How’s Apple’s Walled Garden Look Now?
Here’s a timely rebuttal to those who argue the merits of an “open” app store versus one that’s “closed”: Security firm Lookout says that an Android app called Jackeey Wallpaper has been harvesting personal information from the millions of users who downloaded it.
According to Lookout, the app–which provides free custom background wallpapers–collects the device’s phone number, subscriber identifier and the currently entered voicemail number, then sends that info to www.imnet.us–a Web site registered to someone in Shenzhen, China.
What happens to the data after that isn’t clear, but its collection and transmission to an unknown third party are pretty troubling. Still, Lookout notes, “While this sort of data collection from a wallpaper application is certainly suspicious, there’s no evidence of malicious behavior. There have been cases in the past on other mobile platforms where well-intentioned developers are simply over-zealous in their data gathering, without having malicious intent….We’ve been working with Google to investigate these apps and they’re on top of it.”
Now to be fair, Jackeey Wallpaper does, upon installation, request permission to access user phone calls. That should have been a huge red flag to anyone who downloaded it. But evidently it wasn’t: Lookout estimates Jackeey Wallpaper has been downloaded between 1.1 million and 4.6 million times.

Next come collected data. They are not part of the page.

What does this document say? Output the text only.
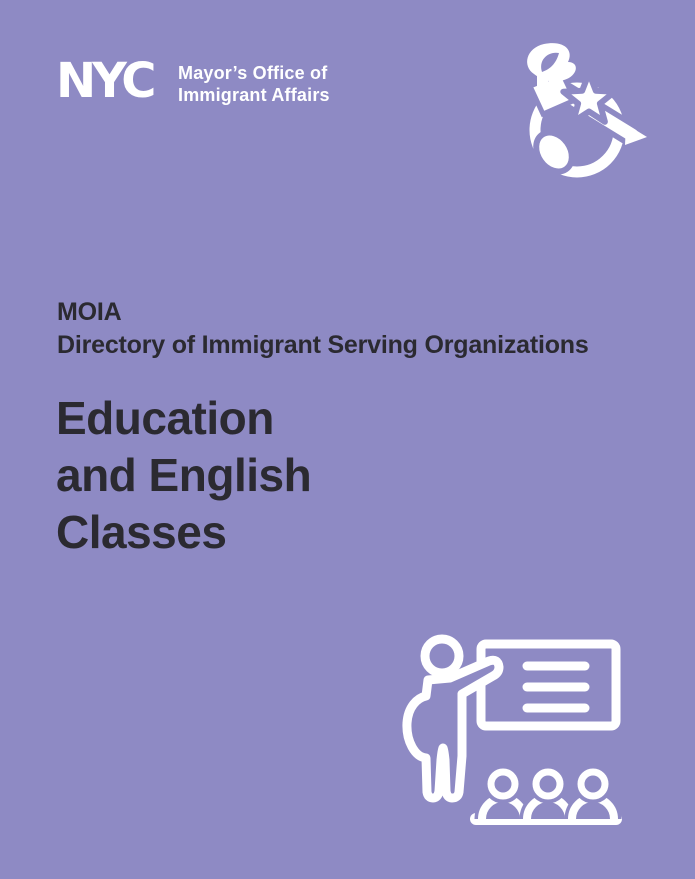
NYC Mayor’s Office of
Immigrant Affairs
MOIA
Directory of Immigrant Serving Organizations
Education
and English
Classes
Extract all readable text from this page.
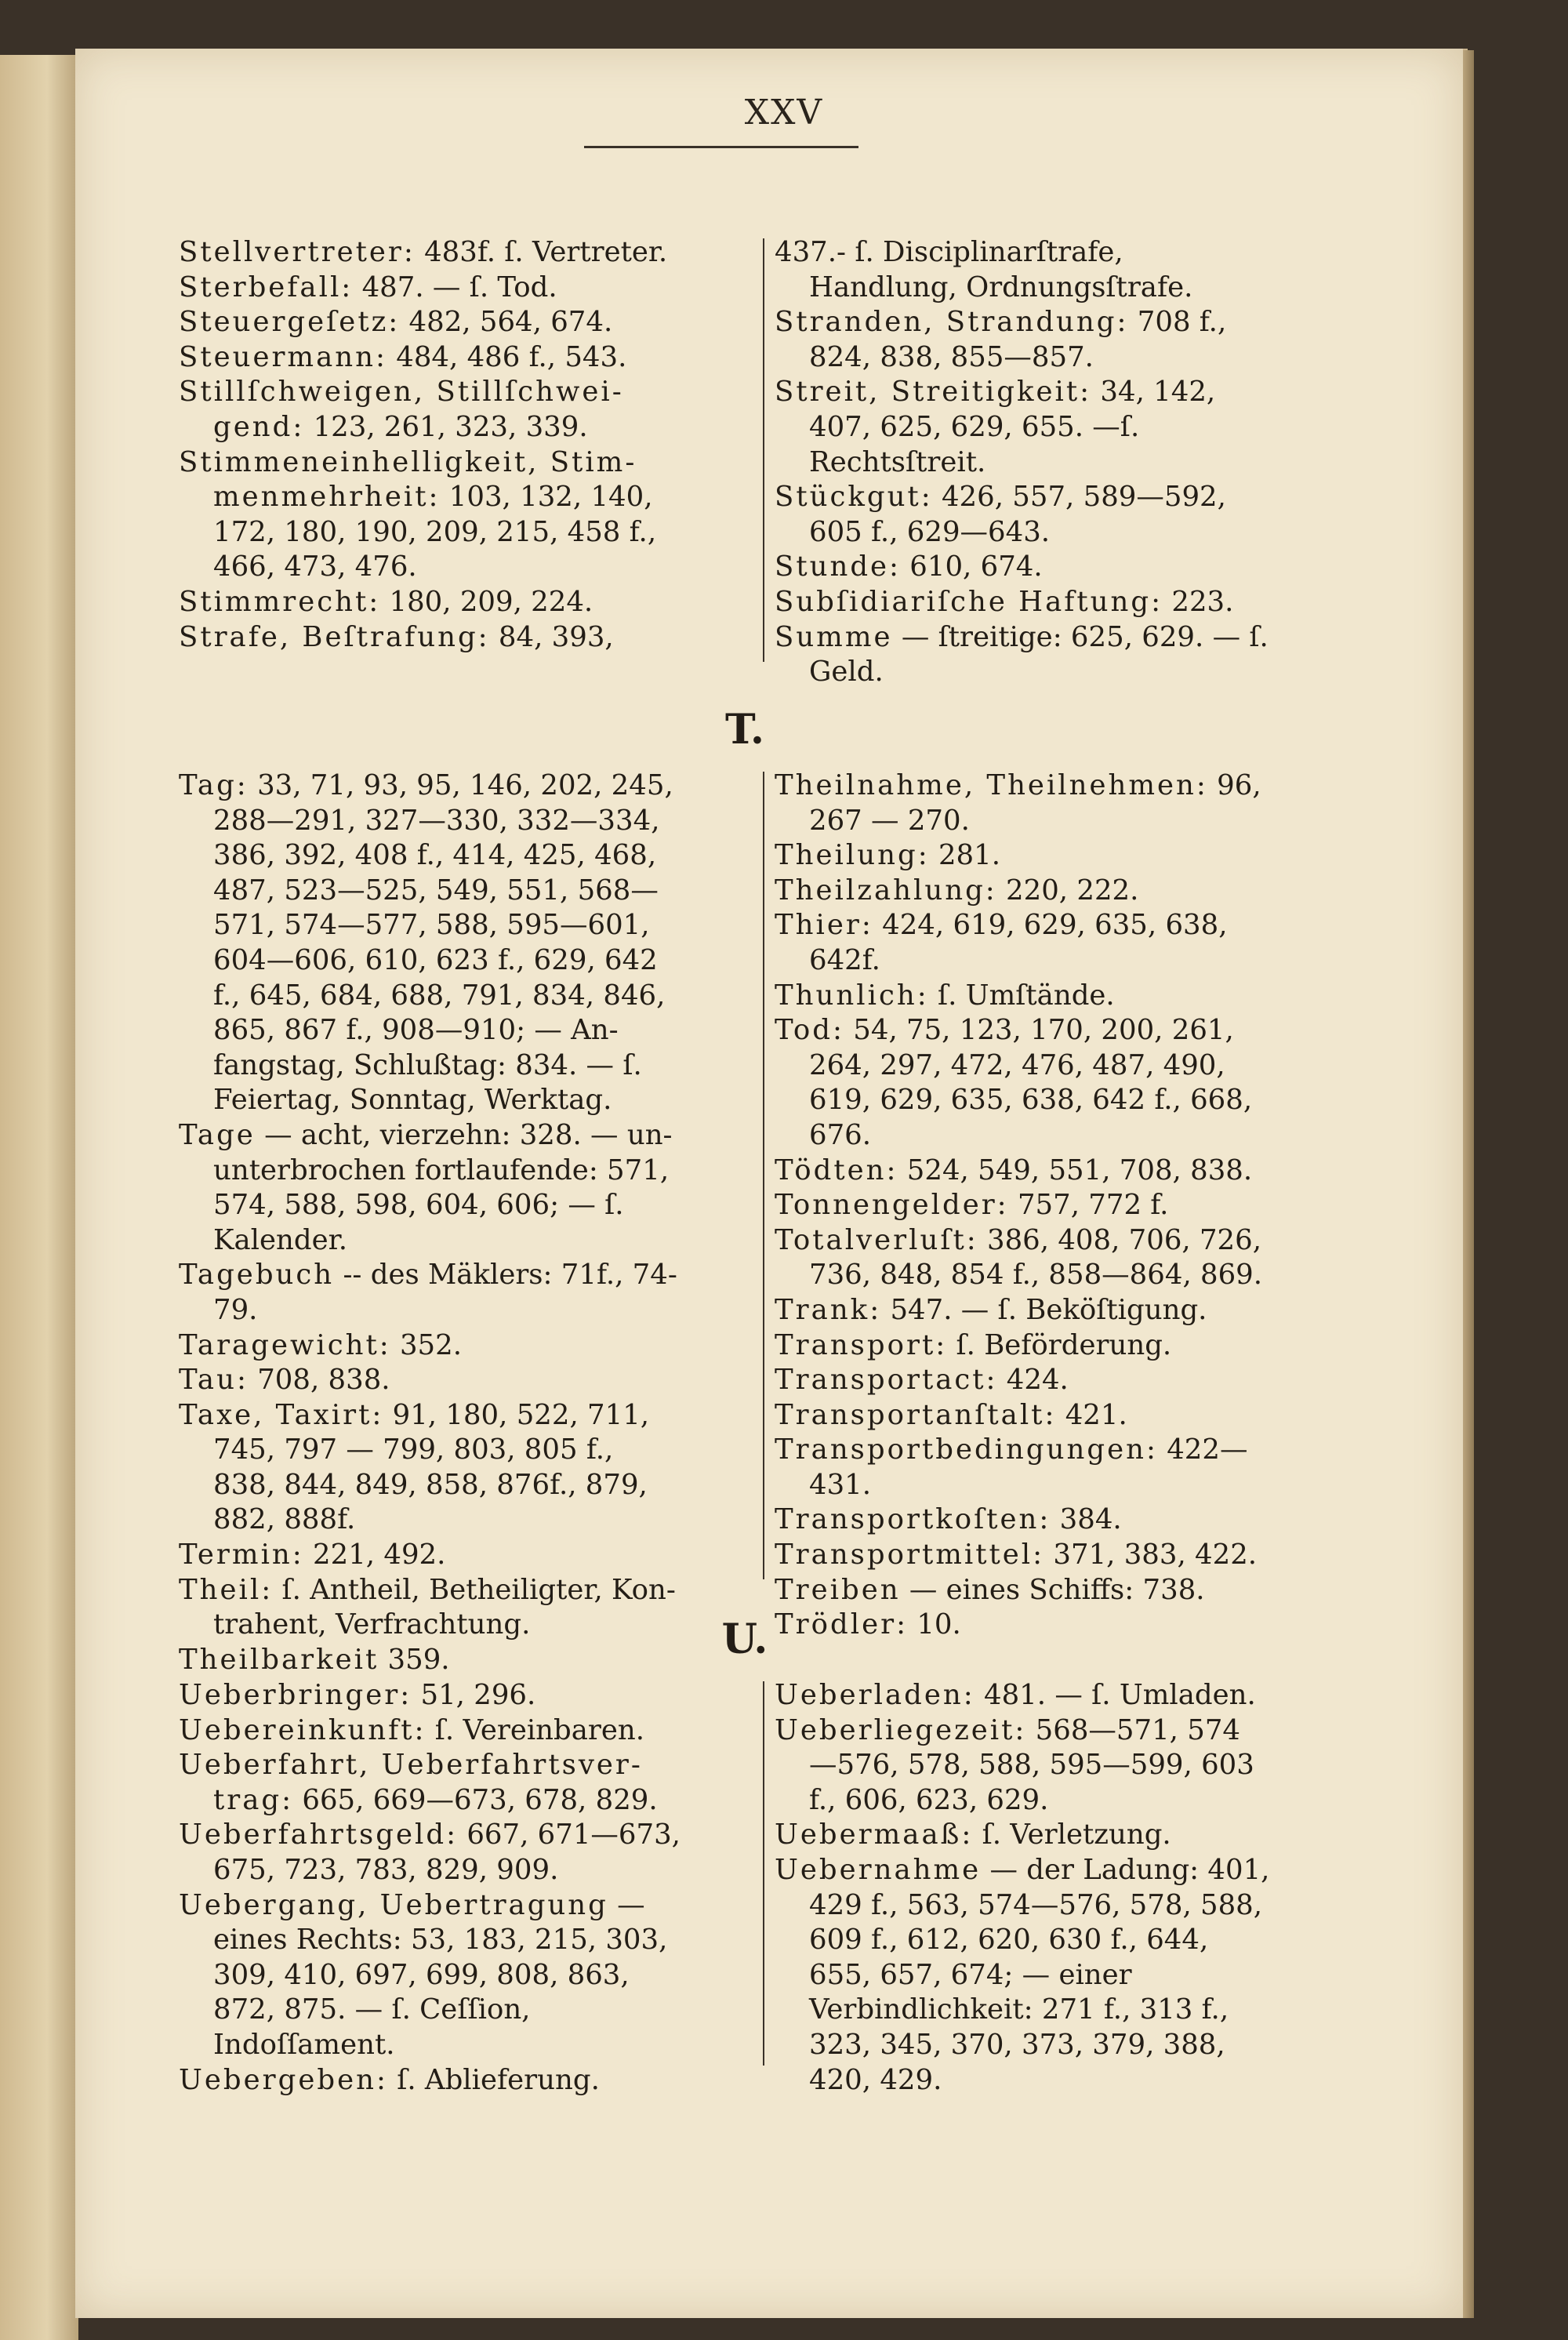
XXV

Stellvertreter: 483f. ſ. Vertreter.

Sterbefall: 487. — ſ. Tod.

Steuergeſetz: 482, 564, 674.

Steuermann: 484, 486 f., 543.

Stillſchweigen, Stillſchwei-gend: 123, 261, 323, 339.

Stimmeneinhelligkeit, Stim-menmehrheit: 103, 132, 140, 172, 180, 190, 209, 215, 458 f., 466, 473, 476.

Stimmrecht: 180, 209, 224.

Strafe, Beſtrafung: 84, 393,

437.- ſ. Disciplinarſtrafe, Handlung, Ordnungsſtrafe.

Stranden, Strandung: 708 f., 824, 838, 855—857.

Streit, Streitigkeit: 34, 142, 407, 625, 629, 655. —ſ. Rechtsſtreit.

Stückgut: 426, 557, 589—592, 605 f., 629—643.

Stunde: 610, 674.

Subſidiariſche Haftung: 223.

Summe — ſtreitige: 625, 629. — ſ. Geld.

T.

Tag: 33, 71, 93, 95, 146, 202, 245, 288—291, 327—330, 332—334, 386, 392, 408 f., 414, 425, 468, 487, 523—525, 549, 551, 568—571, 574—577, 588, 595—601, 604—606, 610, 623 f., 629, 642 f., 645, 684, 688, 791, 834, 846, 865, 867 f., 908—910; — An-fangstag, Schlußtag: 834. — ſ. Feiertag, Sonntag, Werktag.

Tage — acht, vierzehn: 328. — un-unterbrochen fortlaufende: 571, 574, 588, 598, 604, 606; — ſ. Kalender.

Tagebuch -- des Mäklers: 71f., 74-79.

Taragewicht: 352.

Tau: 708, 838.

Taxe, Taxirt: 91, 180, 522, 711, 745, 797 — 799, 803, 805 f., 838, 844, 849, 858, 876f., 879, 882, 888f.

Termin: 221, 492.

Theil: ſ. Antheil, Betheiligter, Kon-trahent, Verfrachtung.

Theilbarkeit 359.

Theilnahme, Theilnehmen: 96, 267 — 270.

Theilung: 281.

Theilzahlung: 220, 222.

Thier: 424, 619, 629, 635, 638, 642f.

Thunlich: ſ. Umſtände.

Tod: 54, 75, 123, 170, 200, 261, 264, 297, 472, 476, 487, 490, 619, 629, 635, 638, 642 f., 668, 676.

Tödten: 524, 549, 551, 708, 838.

Tonnengelder: 757, 772 f.

Totalverluſt: 386, 408, 706, 726, 736, 848, 854 f., 858—864, 869.

Trank: 547. — ſ. Beköſtigung.

Transport: ſ. Beförderung.

Transportact: 424.

Transportanſtalt: 421.

Transportbedingungen: 422— 431.

Transportkoſten: 384.

Transportmittel: 371, 383, 422.

Treiben — eines Schiffs: 738.

Trödler: 10.

U.

Ueberbringer: 51, 296.

Uebereinkunft: ſ. Vereinbaren.

Ueberfahrt, Ueberfahrtsver-trag: 665, 669—673, 678, 829.

Ueberfahrtsgeld: 667, 671—673, 675, 723, 783, 829, 909.

Uebergang, Uebertragung — eines Rechts: 53, 183, 215, 303, 309, 410, 697, 699, 808, 863, 872, 875. — ſ. Ceſſion, Indoſſament.

Uebergeben: ſ. Ablieferung.

Ueberladen: 481. — ſ. Umladen.

Ueberliegezeit: 568—571, 574 —576, 578, 588, 595—599, 603 f., 606, 623, 629.

Uebermaaß: ſ. Verletzung.

Uebernahme — der Ladung: 401, 429 f., 563, 574—576, 578, 588, 609 f., 612, 620, 630 f., 644, 655, 657, 674; — einer Verbindlichkeit: 271 f., 313 f., 323, 345, 370, 373, 379, 388, 420, 429.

Puts criticism of Apple’s walled garden approach to the iTunes App Store in perspective, doesn’t it? Certainly, it’s an interesting data point in the argument over curated versus non-curated app stores. If Google (GOOG) employed the same strict vetting process to apps submitted to the Android Market as Apple (AAPL) does to those submitted to the App Store, would Jackeey Wallpaper have even been approved?